The Greek text of Heb. 8:3 according to the Textus Receptus states,

Γʹ πᾶς γὰρ ἀρχιερεὺς εἰς τὸ προσφέρειν δῶρά τε καὶ θυσίας καθίσταται ὅθεν ἀναγκαῖον ἔχειν τι καὶ τοῦτον ὃ προσενέγκῃ TR, 1550


Some English translations and commentators translate the word ἀναγκαῖον as “was necessary,” assuming an implied ἦν (“was”),1 while others translate it as “is necessary,” assuming an implied ἐστίν (“is”).2 Such a distinction was emphasized by Göttlieb Lünemann when he commented,3

Lünemann, p. 588, Heb. 8:3

ὃ προσενέγκῃ

προσενέγκῃ is conjugated in the aorist tense, active voice, and subjunctive mood. It seems to me that some commentaries interpret προσενέγκῃ as though it is referring to an offering that occurred in the past (rather, than say, one that occurs (present tense) in heaven). But, is this a possible translation of the aorist subjunctive?

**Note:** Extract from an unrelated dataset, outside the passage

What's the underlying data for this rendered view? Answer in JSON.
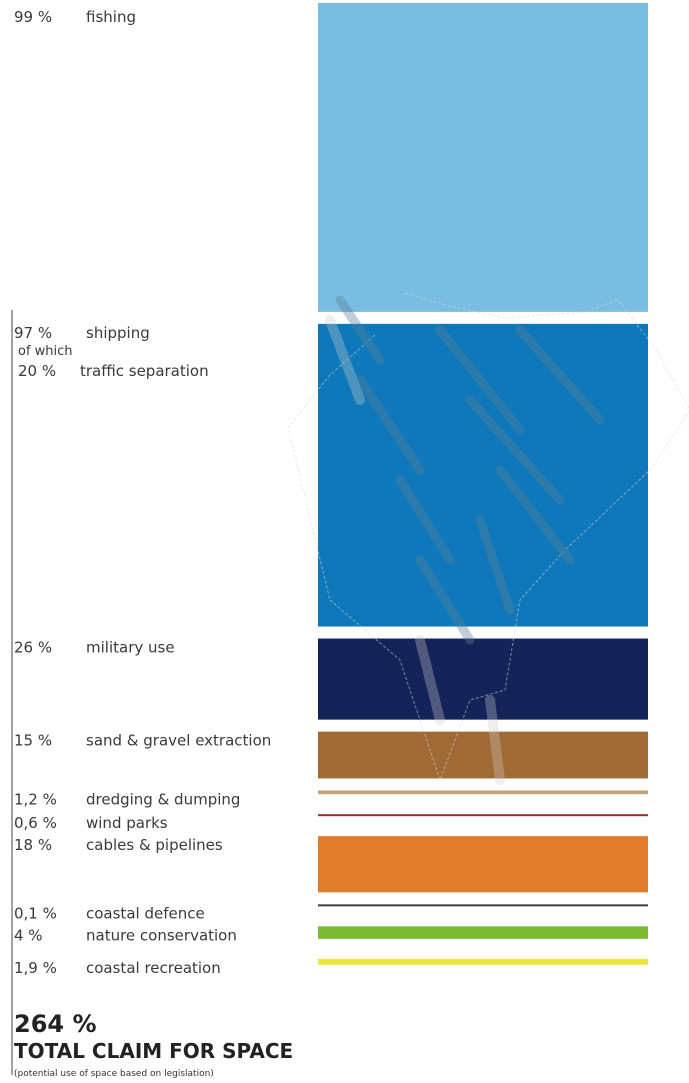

  1. It is necessary that he has something that he offers (or will offer).
  2. It was necessary that he has (had? to have?) something that he offered.


  1. What are the interpretative implications of each translation? (In other words, how does each translaton affect the interpretation of the verse and the related context?)
  2. What should be the English translation of the Greek text?
  3. Also, to what exactly does «τι» refer (in «ἔχειν τι»)?


1 For example: the NIV; Lünemann, Göttlieb. Critical and Exegetical Handbook to the Epistles to Timothy and Titus, and to the Epistle to the Hebrews. (588); Beza, Theodore. The New Testament of our Lord Jesus Christ. (99); Bengel, Johann Albrecht. Gnomon of the New Testament. Vol. 4. (411); De Wette, Wilhelm Martin Lebrecht. Kurze Erklärung der Briefe an Titus, Timotheus und die Hebräer. (197); Bleek, Friedrich. Der Brief an die Hebräer erläutert durch Einleitung, Ubersetzung, und fortlaufenden Commentar. Vol. 2, Part 2. (428); etc.

2 the Vulgate; Luther (muß); Alford, Henry. The Greek Testament. (Heb. 8:3, 148); Delitzsch, Franz. Commentary on the Epistle to the Hebrews. Vol. 2. (25-28); etc.

  • If there is a variant in the TR that you want to focus please identify the deviation from the de facto scholarly standard and using standard quotation marks is appreciated as well. (Yes you are free to ignore me).
    – Ruminator
    Commented Sep 18, 2017 at 2:55

1 Answer 1


You have listed three question but there is actually a fourth as well - textual variation. Let me deal with the textual variation - there is none. TR, the Majority text, the Byzantine text and NA28 and UBS5 all agree on the text as shown in the question.

"Was" vs "is" Necessary

"ἀναγκαῖον" is an adjective in the nominative neuter singular and means "necessary". Thus, because it is an adjective it is not a verb. "was" or "is" preceding it is required to make grammatical sense in English and either is grammatically correct. So which is preferred?

  • "was" necessary is used by many translations because they presumably believe either: the principle here is derived from the OT cultic system and so is now past, or, they believe Jesus as High Priest offered His sacrifice on Golgotha (Himself) which is a completed act. This is confirmed by v6 where past tense verbs are used.
  • "is" necessary is used by some versions because the verb (unconnected grammatically) immediately following, "ἔχειν" is present infinitive active - but this is not necessary because they do not need to agree as they are different parts of speech.

However, either is grammatically correct (in English) but I personally prefer "was" necessary because of the historical nature of the narrative.


As correctly stated in the question, this is a verb - Aorist Subjunctive Active - 3rd Person Singular. As such it should be translated as "he might offer" or similar. This is discussing a principle about the priesthood derived from the paradigm established in the earthly tabernacle/temple. Thus, there is an implied question as to what Jesus, as High Priest was to offer which the following verses heighten with further discussion.


This is simply an Interrogative / Indefinite Pronoun - Accusative Neuter Singular. "Something" is a perfectly accurate translation. In this construction it does not need to have an antecedent.


Most version of this text are quite acceptable. Here is a sample:

NIV: Every high priest is appointed to offer both gifts and sacrifices, and so it was necessary for this one also to have something to offer.

ESV: For every high priest is appointed to offer gifts and sacrifices; thus it is necessary for this priest also to have something to offer.

NASB: For every high priest is appointed to offer both gifts and sacrifices; so it is necessary that this high priest also have something to offer.